Where do we go from here? It is important to acknowledge that, although well-conducted and convincing, DAPA-HF is only a single trial. Multiple ongoing studies will continue to fill out the picture of the role of SGLT2is as a class in the treatment of HF, including studies with other SGLT2s, and trials in patients with HF and preserved ejection fraction and those hospitalized with HF, as well. Although the accumulated data on this class to date certainly seem hopeful, definitive answers to some of these questions await the results of ongoing studies.

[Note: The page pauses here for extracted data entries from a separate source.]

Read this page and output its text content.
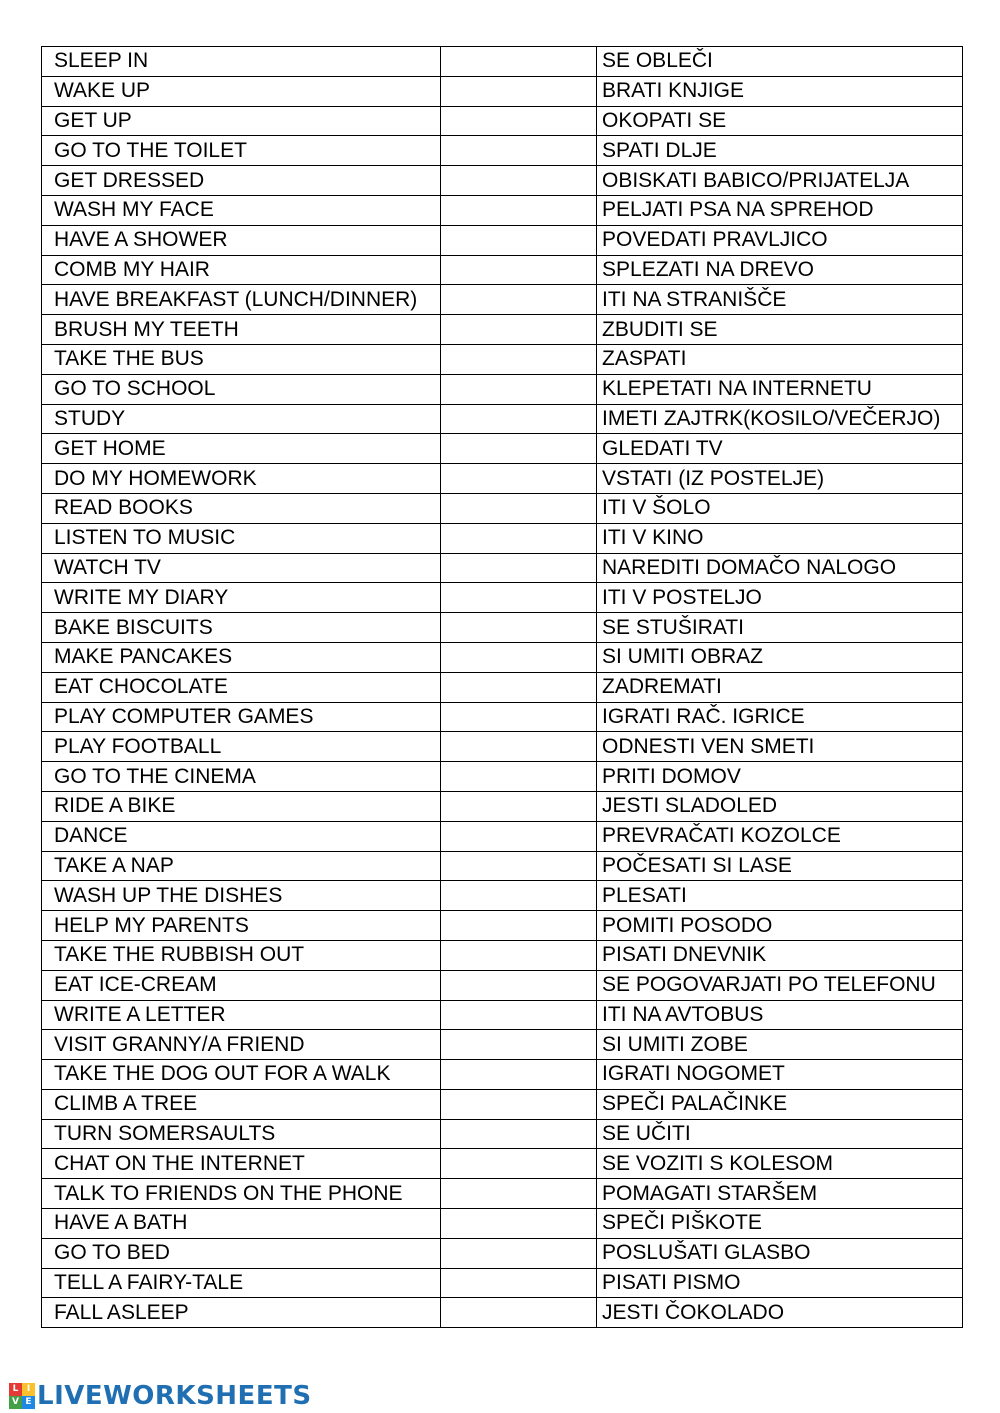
SLEEP IN		SE OBLEČI
WAKE UP		BRATI KNJIGE
GET UP		OKOPATI SE
GO TO THE TOILET		SPATI DLJE
GET DRESSED		OBISKATI BABICO/PRIJATELJA
WASH MY FACE		PELJATI PSA NA SPREHOD
HAVE A SHOWER		POVEDATI PRAVLJICO
COMB MY HAIR		SPLEZATI NA DREVO
HAVE BREAKFAST (LUNCH/DINNER)		ITI NA STRANIŠČE
BRUSH MY TEETH		ZBUDITI SE
TAKE THE BUS		ZASPATI
GO TO SCHOOL		KLEPETATI NA INTERNETU
STUDY		IMETI ZAJTRK(KOSILO/VEČERJO)
GET HOME		GLEDATI TV
DO MY HOMEWORK		VSTATI (IZ POSTELJE)
READ BOOKS		ITI V ŠOLO
LISTEN TO MUSIC		ITI V KINO
WATCH TV		NAREDITI DOMAČO NALOGO
WRITE MY DIARY		ITI V POSTELJO
BAKE BISCUITS		SE STUŠIRATI
MAKE PANCAKES		SI UMITI OBRAZ
EAT CHOCOLATE		ZADREMATI
PLAY COMPUTER GAMES		IGRATI RAČ. IGRICE
PLAY FOOTBALL		ODNESTI VEN SMETI
GO TO THE CINEMA		PRITI DOMOV
RIDE A BIKE		JESTI SLADOLED
DANCE		PREVRAČATI KOZOLCE
TAKE A NAP		POČESATI SI LASE
WASH UP THE DISHES		PLESATI
HELP MY PARENTS		POMITI POSODO
TAKE THE RUBBISH OUT		PISATI DNEVNIK
EAT ICE-CREAM		SE POGOVARJATI PO TELEFONU
WRITE A LETTER		ITI NA AVTOBUS
VISIT GRANNY/A FRIEND		SI UMITI ZOBE
TAKE THE DOG OUT FOR A WALK		IGRATI NOGOMET
CLIMB A TREE		SPEČI PALAČINKE
TURN SOMERSAULTS		SE UČITI
CHAT ON THE INTERNET		SE VOZITI S KOLESOM
TALK TO FRIENDS ON THE PHONE		POMAGATI STARŠEM
HAVE A BATH		SPEČI PIŠKOTE
GO TO BED		POSLUŠATI GLASBO
TELL A FAIRY-TALE		PISATI PISMO
FALL ASLEEP		JESTI ČOKOLADO
L I
V E LIVEWORKSHEETS
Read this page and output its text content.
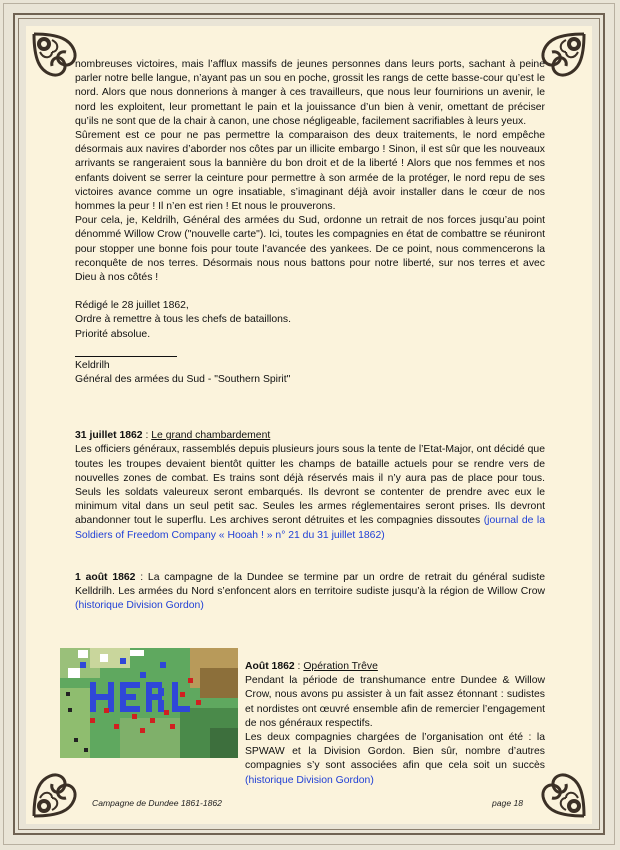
nombreuses victoires, mais l’afflux massifs de jeunes personnes dans leurs ports, sachant à peine parler notre belle langue, n’ayant pas un sou en poche, grossit les rangs de cette basse-cour qu’est le nord. Alors que nous donnerions à manger à ces travailleurs, que nous leur fournirions un avenir, le nord les exploitent, leur promettant le pain et la jouissance d’un bien à venir, omettant de préciser qu’ils ne sont que de la chair à canon, une chose négligeable, facilement sacrifiables à leurs yeux.

Sûrement est ce pour ne pas permettre la comparaison des deux traitements, le nord empêche désormais aux navires d’aborder nos côtes par un illicite embargo ! Sinon, il est sûr que les nouveaux arrivants se rangeraient sous la bannière du bon droit et de la liberté ! Alors que nos femmes et nos enfants doivent se serrer la ceinture pour permettre à son armée de la protéger, le nord repu de ses victoires avance comme un ogre insatiable, s’imaginant déjà avoir installer dans le cœur de nos hommes la peur ! Il n’en est rien ! Et nous le prouverons.

Pour cela, je, Keldrilh, Général des armées du Sud, ordonne un retrait de nos forces jusqu’au point dénommé Willow Crow ("nouvelle carte"). Ici, toutes les compagnies en état de combattre se réuniront pour stopper une bonne fois pour toute l’avancée des yankees. De ce point, nous commencerons la reconquête de nos terres. Désormais nous nous battons pour notre liberté, sur nos terres et avec Dieu à nos côtés !

Rédigé le 28 juillet 1862,

Ordre à remettre à tous les chefs de bataillons.

Priorité absolue.

Keldrilh

Général des armées du Sud - "Southern Spirit"

31 juillet 1862 : Le grand chambardement

Les officiers généraux, rassemblés depuis plusieurs jours sous la tente de l’Etat-Major, ont décidé que toutes les troupes devaient bientôt quitter les champs de bataille actuels pour se rendre vers de nouvelles zones de combat. Es trains sont déjà réservés mais il n’y aura pas de place pour tous. Seuls les soldats valeureux seront embarqués. Ils devront se contenter de prendre avec eux le minimum vital dans un seul petit sac. Seules les armes réglementaires seront prises. Ils devront abandonner tout le superflu. Les archives seront détruites et les compagnies dissoutes (journal de la Soldiers of Freedom Company « Hooah ! » n° 21 du 31 juillet 1862)

1 août 1862 : La campagne de la Dundee se termine par un ordre de retrait du général sudiste Kelldrilh. Les armées du Nord s’enfoncent alors en territoire sudiste jusqu’à la région de Willow Crow (historique Division Gordon)

Août 1862 : Opération Trêve

Pendant la période de transhumance entre Dundee & Willow Crow, nous avons pu assister à un fait assez étonnant : sudistes et nordistes ont œuvré ensemble afin de remercier l’engagement de nos généraux respectifs.

Les deux compagnies chargées de l’organisation ont été : la SPWAW et la Division Gordon. Bien sûr, nombre d’autres compagnies s’y sont associées afin que cela soit un succès (historique Division Gordon)

Campagne de Dundee 1861-1862	page 18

Assuming that future data confirm the benefits of SGLT2is in HF, the next critical step is implementation, a challenge that has been well documented in other aspects of GDMT despite most therapies being available as low-cost generic drugs.[6] On the basis of the recent experience with sacubitril-valsartan, it is clear that evidence generation alone is insufficient to move the needle for the uptake of new efficacious treatments.[7] Gaps in implementation can result from a combination of knowledge deficits, clinical inertia, patient reluctance to take additional medications, and barriers to access from payers. As we stand at the beginning of a new era of quadruple therapy for HFrEF with β-blockers, angiotensin receptor-neprilysin inhibitor, mineralocorticoid receptor antagonists, and SGLT2is, it is incumbent on the field to realize that the real work of getting the right drug to the right patient at the right time has only just begun.